The critical difference is that Asana at its very core was designed to improve team collaboration. And this is most evident in the team's approach to communication across the platform.
To replace email, there is Conversations. For any communications that are not task specific, you simply jump in, add a subject line and start typing, just as you would in email. There are no extra steps. However, the beneficial difference with Conversations is that you don't need to think about who should be included, as both agency and client team settings have been determined at the beginning of the project. You can always ensure that the correct folks are seeing the communication, they get notified in their Asana inbox and on their mobile devices via push notifications, courtesy of the Asana mobile app. And for those that choose to keep one foot in email, you can receive email notifications as well. All the bases are covered.
There is a special section for Status Updates, separate from simple Conversations. It is here that bi-weekly status updates are sent out across all projects to all team members. Updates include color status-indicators to quickly determine if the project is on track, or if something is impeding forward progress.
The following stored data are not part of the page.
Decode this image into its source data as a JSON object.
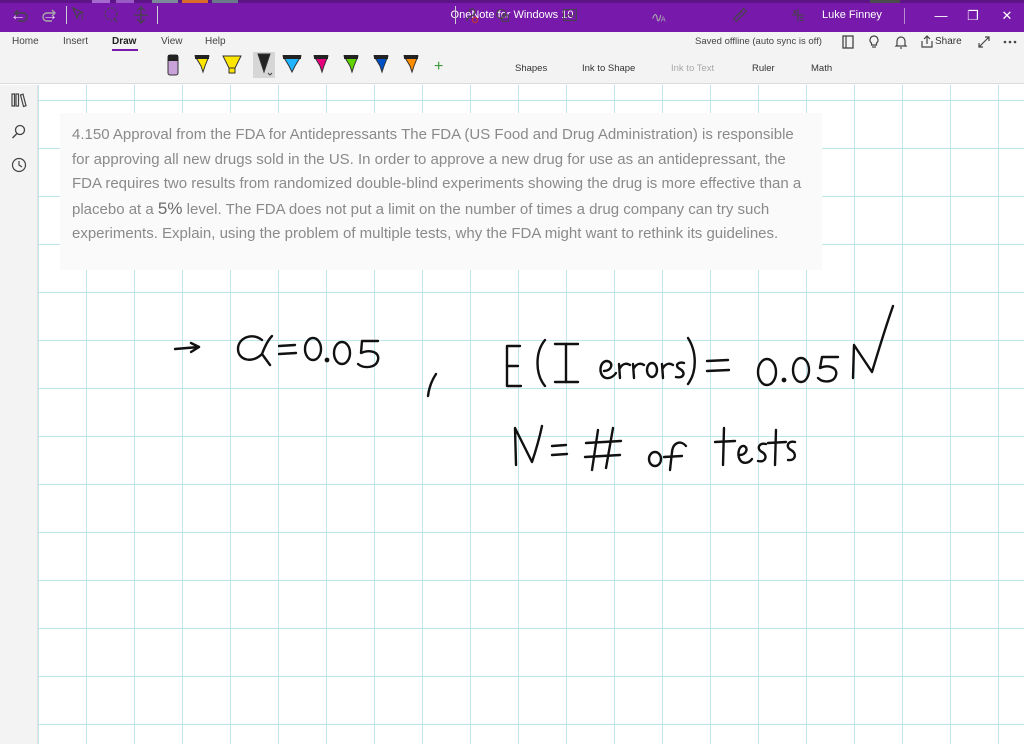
{
  "window": {
    "title": "OneNote for Windows 10",
    "user": "Luke Finney",
    "back_icon": "back-arrow-icon",
    "forward_icon": "forward-arrow-icon",
    "minimize_label": "—",
    "restore_label": "❐",
    "close_label": "✕"
  },
  "ribbon": {
    "tabs": [
      "Home",
      "Insert",
      "Draw",
      "View",
      "Help"
    ],
    "active_tab": "Draw",
    "sync_status": "Saved offline (auto sync is off)",
    "share_label": "Share",
    "accent_color": "#7719aa"
  },
  "toolbar": {
    "shapes_label": "Shapes",
    "ink_to_shape_label": "Ink to Shape",
    "ink_to_text_label": "Ink to Text",
    "ruler_label": "Ruler",
    "math_label": "Math",
    "add_pen_label": "+",
    "pen_colors": [
      "#c8a2d8",
      "#ffe600",
      "#ffe600",
      "#222222",
      "#1fb4ff",
      "#e6007e",
      "#5fd400",
      "#0050c8",
      "#ff8c00"
    ]
  },
  "question": {
    "before_pct": "4.150 Approval from the FDA for Antidepressants The FDA (US Food and Drug Administration) is responsible for approving all new drugs sold in the US. In order to approve a new drug for use as an antidepressant, the FDA requires two results from randomized double-blind experiments showing the drug is more effective than a placebo at a ",
    "pct": "5%",
    "after_pct": " level. The FDA does not put a limit on the number of times a drug company can try such experiments. Explain, using the problem of multiple tests, why the FDA might want to rethink its guidelines."
  },
  "handwriting": {
    "line1_left": "→ α = 0.05",
    "line1_right": "E(I errors) = 0.05N",
    "line2": "N = # of tests"
  }
}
When it comes to task communications, this is where things really take shape. Communications that are critical to a specific task such as "Defining Customers" take place directly at the task level. Whether you're sharing notes or thoughts about your Customers with our team, you need to upload a document that is relevant, or our team has questions to pose back, all of this takes place directly at the task level. This approach provides clarity, transparency and a super efficient way to just find what you need when you need it. Where is the "CustomerDemographics.pdf" the Client shared with us? Take a guess! (Hint: it's the task mentioned at the top of this paragraph!)
While no one, and I mean no one, ever truly wants to learn a new technology tool, I can assure you that this one is worth the very minimal effort required. It just makes common sense, so it's easy to adopt. Asana provides very helpful information to aid in this education, and our team is always available to answer any and all questions we can for our clients.
It's not for everyone, however. If you are someone that prefers the ambiguity of phone calls, likes the disorganization of managing critical communications via email, or perhaps you're just simply stuck in the old way of doing things and don't want to change lanes, then Asana isn't for you. But, and I say this with kindness, neither is Interstellar.